If this combination of the intimate and the epic puts one in mind of other great Irish short story writers of the mid-century – including John O’Connor’s namesake Frank – his is a distinctively Northern voice: indeed the novel’s setting in the industrial edgelands of a small town brings to mind other, later Northern writers, albeit from the North of England: Alan Sillitoe, say, or Barry Hines.
For this is as much an urban as a rural novel. The characters live in an in-between place, cheek by jowl with the Asylum, the inmates of which become figures of both fun and fear for the children of the Row. Turn one way and you’re in town, with its cinemas and fish and chip shops and pubs; turn the other and you’re in the country, with the river and the cow-fields and the wild shamrock. This urban / rural bifocalism is part of a system of dualities at work in the book. Another is the local versus the wider world.

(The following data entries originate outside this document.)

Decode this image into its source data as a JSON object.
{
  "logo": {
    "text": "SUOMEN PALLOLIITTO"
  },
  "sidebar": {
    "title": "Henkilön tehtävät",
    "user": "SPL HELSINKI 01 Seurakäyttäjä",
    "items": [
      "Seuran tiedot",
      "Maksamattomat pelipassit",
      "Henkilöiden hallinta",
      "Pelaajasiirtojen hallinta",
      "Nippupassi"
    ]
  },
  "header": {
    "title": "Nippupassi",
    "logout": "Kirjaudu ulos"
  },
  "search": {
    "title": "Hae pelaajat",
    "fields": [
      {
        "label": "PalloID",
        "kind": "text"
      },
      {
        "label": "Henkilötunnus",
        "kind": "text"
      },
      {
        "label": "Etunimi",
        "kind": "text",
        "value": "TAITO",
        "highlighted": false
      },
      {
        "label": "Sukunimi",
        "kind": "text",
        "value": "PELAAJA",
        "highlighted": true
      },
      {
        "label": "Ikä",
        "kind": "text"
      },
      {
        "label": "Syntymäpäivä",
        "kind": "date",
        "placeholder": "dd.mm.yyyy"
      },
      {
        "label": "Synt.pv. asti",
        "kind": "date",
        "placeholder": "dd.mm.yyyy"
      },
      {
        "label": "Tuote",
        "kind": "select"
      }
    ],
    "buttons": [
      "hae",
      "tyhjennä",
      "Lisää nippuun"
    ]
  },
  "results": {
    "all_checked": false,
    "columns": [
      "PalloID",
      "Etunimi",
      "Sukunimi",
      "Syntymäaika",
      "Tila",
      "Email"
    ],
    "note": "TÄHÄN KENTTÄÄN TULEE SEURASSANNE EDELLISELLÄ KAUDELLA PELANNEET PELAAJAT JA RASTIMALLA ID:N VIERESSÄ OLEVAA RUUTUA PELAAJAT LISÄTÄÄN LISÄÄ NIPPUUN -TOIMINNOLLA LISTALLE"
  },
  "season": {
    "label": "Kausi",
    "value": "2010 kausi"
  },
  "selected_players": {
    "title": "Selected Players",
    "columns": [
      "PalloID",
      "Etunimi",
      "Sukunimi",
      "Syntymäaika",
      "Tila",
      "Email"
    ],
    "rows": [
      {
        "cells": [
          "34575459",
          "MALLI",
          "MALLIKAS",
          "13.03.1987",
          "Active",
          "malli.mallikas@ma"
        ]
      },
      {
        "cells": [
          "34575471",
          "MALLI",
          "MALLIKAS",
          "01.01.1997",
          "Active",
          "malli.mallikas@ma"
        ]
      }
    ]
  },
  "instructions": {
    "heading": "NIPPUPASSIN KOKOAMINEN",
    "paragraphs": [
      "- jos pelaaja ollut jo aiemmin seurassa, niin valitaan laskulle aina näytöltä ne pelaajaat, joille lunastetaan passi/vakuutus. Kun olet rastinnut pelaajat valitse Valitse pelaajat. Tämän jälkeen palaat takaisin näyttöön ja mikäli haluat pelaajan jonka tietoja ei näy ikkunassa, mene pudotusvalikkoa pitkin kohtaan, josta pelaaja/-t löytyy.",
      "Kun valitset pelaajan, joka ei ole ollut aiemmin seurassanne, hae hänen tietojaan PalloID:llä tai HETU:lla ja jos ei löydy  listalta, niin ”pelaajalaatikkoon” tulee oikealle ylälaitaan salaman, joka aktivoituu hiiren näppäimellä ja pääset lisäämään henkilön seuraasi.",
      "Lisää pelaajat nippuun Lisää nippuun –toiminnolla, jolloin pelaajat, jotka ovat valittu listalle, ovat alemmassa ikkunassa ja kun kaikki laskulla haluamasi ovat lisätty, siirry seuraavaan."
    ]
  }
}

Though the focus of the novel is tight and intent – one small community on the edge of one small town – there are glimpses of further horizons. Uncle Pachy has spent seven years serving in the British Army in India and Neilly and his friends are entranced by the cinema, especially the exploits of Western heroes like Tom Mix and Ken Maynard. So while the loyalties of the characters tend to be local – ‘Show us what the ould Row’s made of’ they urge their bullet-throwing champion Macklin – the wider world is never far away.
And it was this wider world that exerted a pull on John O’Connor, drawing him away from Ireland in 1952, first to England and ultimately to Australia, where he died in Townsville, Queensland in 1960, of peritonitis. He was only 39.
We do not know if he was still writing in those last years. A late letter to Sam Hanna Bell hints at a book of travel writing. But nothing survives. We are left with a couple of dozen short stories, some journalism and radio scripts – and this one novel, this gem of a book.
And now here it is again, reissued for the twenty first century, once more making its case for John O’Connor, in the words of Sam Hanna Bell: ‘to be considered one of the most talented and delightful of our writers’, a case that is ‘as substantial as the cathedrals above his native city.’